AI Platform Architect | MLOps | AI Orchestration | Ph.D. in Computer Vision & Machine Learning
With 25 years of experience building software systems and over 15 years in AI, machine learning, and computer vision across academia and industry, I specialize in ML platforms, MLOps, and AI orchestration across cloud, HPC, and hybrid environments, helping organizations automate AI pipelines and move AI from research toward production.
AI Team Leadership @ ActiveEon (2017–2025)
At ActiveEon, I led PhD-level AI researchers and architected AI platforms for enterprise and industrial applications, orchestrating and automating research prototypes toward production. My responsibilities included:
- Led PhD-level AI researchers in AI/ML, Data, and Vision Systems
- Architected ProActive AI Orchestration (PAIO) for distributed AI workflows across hybrid cloud and on-premise environments
- Prototyped and deployed LLMs, deep learning, and AutoML pipelines across multi-node, multi-GPU, HPC, and hybrid cloud environments (please see the selected AI use cases below)
- Built custom SDKs and tools for dynamic workflow automation (e.g., ProActive Python SDK, ProActive Jupyter Kernel)
- Developed researcher-facing tooling for hyperparameter optimization, neural architecture search, and evaluation workflows
- Built a centralized MLOps Dashboard for model deployment, monitoring, observability, experiment tracking, and production AI operations
- Led the ExtremeXP (Horizon Europe) runtime implementation for scheduling and executing complex analytics workflows on distributed infrastructure, integrating distributed AutoML, resource monitoring, and dynamic service orchestration.

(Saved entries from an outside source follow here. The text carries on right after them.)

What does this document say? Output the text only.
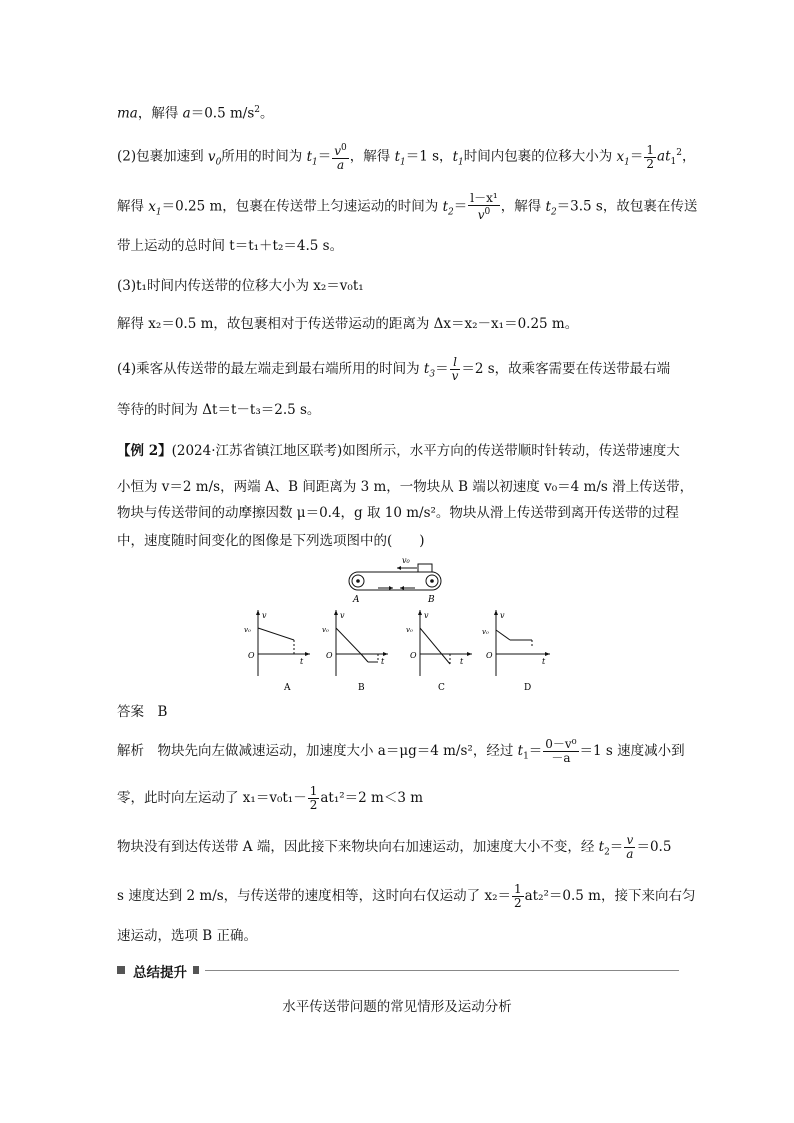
ma，解得 a＝0.5 $m/s^2$。
(2)包裹加速到 $v_0$所用的时间为 $t_1= \frac{v^0}{a}$ ，解得 $t_1=1$ s，$t_1$时间内包裹的位移大小为 $x_1= \frac{1}{2} at_1^2$，
解得 $x_1=0.25$ m，包裹在传送带上匀速运动的时间为 $t_2= \frac{\text{l－x¹}}{v^0}$ ，解得 $t_2=3.5$ s，故包裹在传送
带上运动的总时间 t＝t₁＋t₂＝4.5 s。
(3)t₁时间内传送带的位移大小为 x₂＝v₀t₁
解得 x₂＝0.5 m，故包裹相对于传送带运动的距离为 Δx＝x₂－x₁＝0.25 m。
(4)乘客从传送带的最左端走到最右端所用的时间为 $t_3= \frac{l}{v} =2$ s，故乘客需要在传送带最右端
等待的时间为 Δt＝t－t₃＝2.5 s。
【例 2】(2024·江苏省镇江地区联考)如图所示，水平方向的传送带顺时针转动，传送带速度大
小恒为 v＝2 m/s，两端 A、B 间距离为 3 m，一物块从 B 端以初速度 v₀＝4 m/s 滑上传送带，
物块与传送带间的动摩擦因数 μ＝0.4，g 取 10 m/s²。物块从滑上传送带到离开传送带的过程
中，速度随时间变化的图像是下列选项图中的(　　)
v₀
A	B
v
v₀
O
t
A
v
v₀
O
t
B
v
v₀
O
t
C
v
v₀
O
t
D
答案　 B
解析　物块先向左做减速运动，加速度大小 a＝μg＝4 m/s²，经过 $t_1= \frac{\text{0－v⁰}}{-a} =1$ s 速度减小到
零，此时向左运动了 $x_1=v_0t_1- \frac{1}{2} at_1^2=2$ m＜3 m
物块没有到达传送带 A 端，因此接下来物块向右加速运动，加速度大小不变，经 $t_2= \frac{v}{a} =0.5$
s 速度达到 2 m/s，与传送带的速度相等，这时向右仅运动了 $x_2= \frac{1}{2} at_2^2=0.5$ m，接下来向右匀
速运动，选项 B 正确。
总结提升
水平传送带问题的常见情形及运动分析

Selected Enterprise, Industrial & Research AI Use Cases
- (2025) LuxProvide — MeluXina Tier-1 Supercomputer — Designed and implemented reusable, parameterized workflow templates for the MeluXina supercomputer (SLURM-native execution), covering a) multi-node/multi-GPU distributed training with PyTorch DDP, b) AutoML-driven hyperparameter optimization integrated into the DDP training loop, c) MLflow-based experiment tracking with dynamic server provisioning, and d) LLM inference with vLLM across auto-provisioned Ray clusters.
- (2020-2023) IDRIS / Jean Zay (HPE partnership) — Built reusable distributed-training workflow templates for the Jean Zay supercomputer (CNRS/GENCI), enabling multi-node/multi-GPU TensorFlow/Keras training via two orchestration paths: a) SLURM-native execution, and b) Horovod-based workflow for multi-GPU training, both with Singularity/Docker containerization, automated hyperparameter search, and result tracking/visualization via TensorBoard.
Academic Background & Research
Ph.D. in Computer Vision & Machine Learning
Université de La Rochelle, France (2013-2017)
My research focused on computer vision, optimization, low-rank learning, tensor methods, and real-time video analytics, resulting in:
- 2800+ citations
- h-index: 17
- Publications in IEEE, Elsevier, Springer, CVIU, TIP, TNNLS, ICCV
- Reviewer for international journals and conferences
Open-Source & Contributions
I actively contribute to open-source software for computer vision and machine learning.
🔗 GitHub: github.com/andrewssobral
- BGSLibrary (C++) – Widely used background-subtraction library for moving-object detection.
- LRSLibrary (MATLAB) – Framework for low-rank/sparse decomposition.
- MTT (MATLAB) – Tools for tensor manipulation and decomposition.
- OSTD (MATLAB) – Online stochastic tensor decomposition for multispectral video.
- VDTC (C++ & Python) – Vehicle detection, tracking & counting pipeline.
- GoDec (Python) – Low-rank + sparse decomposition.
- DTT (C++) – Header-only library for seamless data type conversions (Eigen, OpenCV, Armadillo, LibTorch, ArrayFire).
These projects are used by universities, research labs, and industrial organizations worldwide.